OBJECTIVES Although appendicitis is a common disease, basic questions about risk factors and its etiology remain unexplained. BACKGROUND An obstruction of the appendix lumen is usually considered to be the main cause of acute appendicitis. However, more studies are currently dealing with neuroimmune appendicitis. METHODS We studied samples of human appendices with the histological diagnosis of chronic appendicitis. Fixed cryosections of appendiceal walls were examined by immunofluorescence methods using neuronal anti-neurofilament antibody markers and beta III tubulin. RESULTS The immunostaining revealed an irregular distribution of myenteric ganglia in inflamed appendiceal walls and unexpected groups of large ganglia unequally distributed in the subserosal area. The comparative analysis of normal and inflamed appendix samples showed differences in the occurrence of myenteric ganglia in the subserosal area. They appeared more frequently on cryosections prepared from the inflamed appendiceal wall. CONCLUSION We propose that the high variability and irregular location of myenteric ganglia in the appendiceal wall are due to an alteration in the motility which results in flaccid appendix emptying. In addition, superficially located myenteric ganglia are exposed to abdominal irritation and may explain the chronic abdominal pain which is often considered to be a sign of chronic appendicitis (Fig. 2, Ref. 23).

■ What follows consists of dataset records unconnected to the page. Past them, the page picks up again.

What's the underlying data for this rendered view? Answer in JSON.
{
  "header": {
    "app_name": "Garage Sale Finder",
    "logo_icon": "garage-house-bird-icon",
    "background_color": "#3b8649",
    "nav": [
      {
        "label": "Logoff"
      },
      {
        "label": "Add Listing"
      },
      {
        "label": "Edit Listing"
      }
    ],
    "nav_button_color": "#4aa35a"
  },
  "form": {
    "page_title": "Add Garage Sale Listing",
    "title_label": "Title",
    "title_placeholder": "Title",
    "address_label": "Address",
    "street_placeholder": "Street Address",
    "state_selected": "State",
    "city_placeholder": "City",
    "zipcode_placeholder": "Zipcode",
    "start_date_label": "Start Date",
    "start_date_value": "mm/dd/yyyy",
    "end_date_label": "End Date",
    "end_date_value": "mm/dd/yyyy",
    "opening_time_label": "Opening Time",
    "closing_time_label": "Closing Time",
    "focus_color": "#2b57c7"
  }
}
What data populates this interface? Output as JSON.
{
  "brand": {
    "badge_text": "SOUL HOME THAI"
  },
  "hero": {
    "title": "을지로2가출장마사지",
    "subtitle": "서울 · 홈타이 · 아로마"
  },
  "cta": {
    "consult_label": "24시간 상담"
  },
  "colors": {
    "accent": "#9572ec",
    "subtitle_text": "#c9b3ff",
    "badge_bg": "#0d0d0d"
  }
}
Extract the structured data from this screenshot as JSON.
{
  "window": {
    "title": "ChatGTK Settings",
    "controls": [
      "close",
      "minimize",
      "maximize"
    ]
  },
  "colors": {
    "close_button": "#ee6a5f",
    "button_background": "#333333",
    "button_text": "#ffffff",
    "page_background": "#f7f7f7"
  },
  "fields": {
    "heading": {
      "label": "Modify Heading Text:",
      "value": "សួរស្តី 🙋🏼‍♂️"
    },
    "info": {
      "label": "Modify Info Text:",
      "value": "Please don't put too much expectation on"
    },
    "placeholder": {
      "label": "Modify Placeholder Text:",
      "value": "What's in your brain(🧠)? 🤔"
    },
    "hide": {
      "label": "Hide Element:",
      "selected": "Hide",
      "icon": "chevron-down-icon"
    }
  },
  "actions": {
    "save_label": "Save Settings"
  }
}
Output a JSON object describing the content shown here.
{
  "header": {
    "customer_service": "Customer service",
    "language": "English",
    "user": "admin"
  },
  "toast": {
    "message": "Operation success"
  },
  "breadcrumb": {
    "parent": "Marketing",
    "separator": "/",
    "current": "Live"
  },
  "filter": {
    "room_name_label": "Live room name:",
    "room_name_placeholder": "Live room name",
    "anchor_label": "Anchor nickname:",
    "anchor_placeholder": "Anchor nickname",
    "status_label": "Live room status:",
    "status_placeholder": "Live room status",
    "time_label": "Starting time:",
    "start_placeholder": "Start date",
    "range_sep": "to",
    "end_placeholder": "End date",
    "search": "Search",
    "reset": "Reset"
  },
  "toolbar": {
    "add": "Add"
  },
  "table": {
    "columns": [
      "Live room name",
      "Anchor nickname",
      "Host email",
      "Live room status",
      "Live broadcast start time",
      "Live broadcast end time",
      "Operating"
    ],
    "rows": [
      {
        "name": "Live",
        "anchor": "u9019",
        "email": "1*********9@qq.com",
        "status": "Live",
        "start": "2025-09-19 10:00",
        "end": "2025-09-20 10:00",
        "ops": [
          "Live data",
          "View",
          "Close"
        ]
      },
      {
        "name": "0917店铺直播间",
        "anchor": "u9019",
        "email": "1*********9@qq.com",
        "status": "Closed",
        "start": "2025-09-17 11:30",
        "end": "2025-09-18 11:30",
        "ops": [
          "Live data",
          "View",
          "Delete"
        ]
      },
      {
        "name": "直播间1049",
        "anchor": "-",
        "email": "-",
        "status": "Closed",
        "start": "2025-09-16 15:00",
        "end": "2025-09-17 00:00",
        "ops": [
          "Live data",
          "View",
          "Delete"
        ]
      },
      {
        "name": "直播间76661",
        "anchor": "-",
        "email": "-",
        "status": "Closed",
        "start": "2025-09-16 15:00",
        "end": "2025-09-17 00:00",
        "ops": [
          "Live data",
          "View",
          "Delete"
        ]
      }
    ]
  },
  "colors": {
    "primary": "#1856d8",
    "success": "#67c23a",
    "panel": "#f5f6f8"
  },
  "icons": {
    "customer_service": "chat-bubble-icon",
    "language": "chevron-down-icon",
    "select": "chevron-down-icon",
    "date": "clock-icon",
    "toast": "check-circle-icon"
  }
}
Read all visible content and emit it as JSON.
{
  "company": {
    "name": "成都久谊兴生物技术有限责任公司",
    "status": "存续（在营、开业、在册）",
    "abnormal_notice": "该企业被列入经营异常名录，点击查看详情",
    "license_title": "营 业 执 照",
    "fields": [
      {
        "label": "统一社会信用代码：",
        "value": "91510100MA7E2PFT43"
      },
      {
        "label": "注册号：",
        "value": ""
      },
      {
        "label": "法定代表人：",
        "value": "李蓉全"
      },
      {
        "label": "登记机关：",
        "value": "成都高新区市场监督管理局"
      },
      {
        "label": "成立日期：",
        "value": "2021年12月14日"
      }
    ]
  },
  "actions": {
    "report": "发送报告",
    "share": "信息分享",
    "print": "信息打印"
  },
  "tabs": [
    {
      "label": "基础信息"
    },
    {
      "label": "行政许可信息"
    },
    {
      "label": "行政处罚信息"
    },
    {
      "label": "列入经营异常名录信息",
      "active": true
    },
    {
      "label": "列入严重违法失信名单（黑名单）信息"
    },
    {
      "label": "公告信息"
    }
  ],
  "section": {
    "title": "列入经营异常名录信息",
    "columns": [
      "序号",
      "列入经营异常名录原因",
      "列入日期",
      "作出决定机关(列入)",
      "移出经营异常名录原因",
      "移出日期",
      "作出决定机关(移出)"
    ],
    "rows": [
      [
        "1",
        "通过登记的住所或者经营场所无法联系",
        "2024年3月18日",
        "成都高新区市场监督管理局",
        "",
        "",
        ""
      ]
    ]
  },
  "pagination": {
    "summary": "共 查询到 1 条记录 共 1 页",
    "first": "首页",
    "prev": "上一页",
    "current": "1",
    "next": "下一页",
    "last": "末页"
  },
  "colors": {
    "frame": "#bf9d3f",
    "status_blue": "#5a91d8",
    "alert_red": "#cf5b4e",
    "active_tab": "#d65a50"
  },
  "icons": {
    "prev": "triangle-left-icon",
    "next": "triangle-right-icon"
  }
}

Atypical localization of myenteric ganglia in the human appendical wall: a comparative study with animal appendix

The presence of well developed appendices in some animals when compared to humans has led to speculation that appendix is a vestigial organ. Increasing number of studies have revealed that the appendix serves as an important organ in humans. The function of animal appendix, and the differences between species remain poorly understood. In this study we examined human myenteric plexus and compared them with animal studies. Appendices were obtained from five young adults in which the appendix was found to be normal after removal. Fixed appendix cryosections were examined by immunofluorescence methods using neuronal marker antibodies to neurofilaments and beta III tubulin. Both antibodies stained myenteric ganglia which were arranged in an apparently irregular pattern in human appendix wall. We observed unexpected localization of myenteric ganglia in the subserosa often accompanied by rarely occurring ganglia in the longitudinal muscle layer. These ganglia were of different sizes and shapes and unequally distributed under a thin layer of serosa. Our findings raise many questions about the possible role of irregular and atypical myenteric ganglia localization in relation to altered motility and subsequent pathogenesis of the appendix in inflammatory disease in humans. On the other hand, studies of the literature have revealed simplicity in the organization of myenteric plexus, e.g., in well-developed rabbit appendix. In addition, appendicitis in animals is restricted to in apes with similarly shaped appendix to humans.